Industry Viewpoints: Effective Use of Form 222

19th April 2018 (Last Updated December 13th, 2018 10:11)

CTA’s Sarah Fal speaks to an industry expert on the challenges running blinded trials

Industry Viewpoints: Effective Use of Form 222

CTA’s Sarah Fal discusses current challenges in running clinical trials with an industry expert – the director of clinical supplies at a mid-sized company. In this Industry Viewpoint, the two discuss the obstacles faced in maintaining blinded tests and how the effective use of Form 222 can ensure the correct supply is on hand during clinical studies.

Sarah Fal: What are some of the challenges you face in the clinical supply chain?

IE: Complying with the Drug Enforcement Administration’s (DEA) regulation can be challenging at times when it comes to maintaining blinded tests. The best way to explain it, is to give you an example. In a trial, we have a couple of different tablet strengths, namely, 100mg tablets, 200mg tablets or placebos.

With these tablets, we need to come up with various combinations to dose patients at a specified mg point and at certain times. The challenge arises when it comes to kit configurations that later are dispensed to various sites. One patient may get a 100mg, 200 mg or two kits of placebos. Every patient in the study needs to get the same amount of kits, however, these need to look identical. The only way to decode these kits would be to refer to their ID which is a sequence of numbers that are randomized by strength.

Sarah Fal: I know the patients have to remain unaware of the contents in the kit, and the strength of the drugs they’re receiving, so how does the packing of the drugs work?

IE: The service provider packages the drugs and has a list of identification numbers assigned to the different mg strength. Afterwards, they label the kits accordingly, and upload the information on the IVR system. This has instructions on how the drug should be taken by the patient. Such information is hidden from the clinical site and the patients so that all kits look alike and they don’t know what they’re getting. The DEA requires a 222 form be completed anytime you want to move a controlled substance.

The 222 forms indicate the name of the product, the product code number, the quantity, and unit strength. The movement of controlled substances is considered as a buyer-seller transaction. The person who wants a drug, the buyer, which is the clinical site, fills out the 222 form and request the quantity needed. The clinical site would send it to the seller, namely, the contract packagers, and fill in the 222 form and attach it to the shipment. The challenge here is as the clinical site, you are blinded, so you don’t know how much to ask for and what you have in stock.

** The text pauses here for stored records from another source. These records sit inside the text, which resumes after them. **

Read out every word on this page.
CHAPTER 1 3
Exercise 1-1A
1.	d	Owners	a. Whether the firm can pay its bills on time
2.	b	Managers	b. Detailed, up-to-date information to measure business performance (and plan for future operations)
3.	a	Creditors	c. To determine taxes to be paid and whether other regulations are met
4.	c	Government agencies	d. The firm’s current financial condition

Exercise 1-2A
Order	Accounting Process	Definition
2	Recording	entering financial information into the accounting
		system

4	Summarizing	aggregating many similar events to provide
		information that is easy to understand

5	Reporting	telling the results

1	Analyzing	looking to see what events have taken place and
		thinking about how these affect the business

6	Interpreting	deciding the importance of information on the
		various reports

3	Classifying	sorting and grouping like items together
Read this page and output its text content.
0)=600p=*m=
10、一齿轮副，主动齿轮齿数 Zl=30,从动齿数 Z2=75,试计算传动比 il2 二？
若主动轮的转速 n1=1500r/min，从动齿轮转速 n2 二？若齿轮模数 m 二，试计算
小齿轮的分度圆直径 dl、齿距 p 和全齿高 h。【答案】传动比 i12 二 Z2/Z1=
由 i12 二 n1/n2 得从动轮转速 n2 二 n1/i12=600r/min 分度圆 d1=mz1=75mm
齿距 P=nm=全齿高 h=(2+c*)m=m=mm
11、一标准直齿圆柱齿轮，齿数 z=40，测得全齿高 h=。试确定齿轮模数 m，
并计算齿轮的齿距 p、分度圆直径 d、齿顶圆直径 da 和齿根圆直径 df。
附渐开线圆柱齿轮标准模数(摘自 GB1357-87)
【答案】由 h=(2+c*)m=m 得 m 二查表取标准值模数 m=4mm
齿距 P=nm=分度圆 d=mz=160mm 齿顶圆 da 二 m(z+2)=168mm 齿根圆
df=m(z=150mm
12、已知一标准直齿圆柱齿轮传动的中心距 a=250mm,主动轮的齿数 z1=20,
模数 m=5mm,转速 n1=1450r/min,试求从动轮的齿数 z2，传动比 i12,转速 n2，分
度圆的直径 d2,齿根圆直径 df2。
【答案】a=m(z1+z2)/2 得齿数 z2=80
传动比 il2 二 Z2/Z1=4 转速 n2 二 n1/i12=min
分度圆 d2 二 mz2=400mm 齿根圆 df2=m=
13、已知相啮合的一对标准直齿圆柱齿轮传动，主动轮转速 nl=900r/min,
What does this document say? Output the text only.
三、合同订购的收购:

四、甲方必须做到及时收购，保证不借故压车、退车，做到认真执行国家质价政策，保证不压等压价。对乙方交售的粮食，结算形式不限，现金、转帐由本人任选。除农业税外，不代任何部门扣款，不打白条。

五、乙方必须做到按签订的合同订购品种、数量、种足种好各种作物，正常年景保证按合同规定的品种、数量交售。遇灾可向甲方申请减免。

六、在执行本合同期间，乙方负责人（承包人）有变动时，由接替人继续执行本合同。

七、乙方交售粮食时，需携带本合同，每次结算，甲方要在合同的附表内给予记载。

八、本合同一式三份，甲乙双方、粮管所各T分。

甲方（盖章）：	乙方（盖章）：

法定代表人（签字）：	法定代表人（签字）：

Additionally, the controlled substance has to be in a secured area and locked. Therefore, it may seem like you have a lot but they may all be placebos. So the trick is to complete a 222 form and submit it to the contract packager. If we wait for the IVR system to trigger that stock is needed, it may be too late.

Sarah Fal: Are there quantity restrictions in regards to what the clinical site can demand?

IE: Clinical sites tend to anticipate a high quantity while the DEA stipulates that you can always ship less and not more than the required amount. The contract packager is restricted in the sense that they can only make shipments with a 222 form in hand. Therefore, making a shipment without it would be a violation of DEA regulation.

Sarah Fal: It seems clear to me that it would be in every clinical site’s best interest to always have 222 forms ready in advance to ensure the contract packager has several on hand to avoid supply issues. Why is this still a challenge if the solution is this simple?

IE: Sometimes clinical sites can forget or may be unsure of the process. It can also be due to other reasons. For instance, if a site is closing down and they didn’t sign forms to ensure continued supply to new site. There is also an issue around clinical sites anticipating that if they send too many 222 forms, they may be audited whereas this isn’t necessarily the case.

Sarah Fal: So what is the solution to this?

IE: There needs to be adequate storage for kits. The distributor responsible (who is unblinded) should ship the kits by priority in smaller quantities until the overall inventory of the site goes down. The increase of storage on the site can be done by leasing vaults and have them moved onto the clinical sites to increase storage space. Instructions on how to sore the kits should be logged on the IVR system.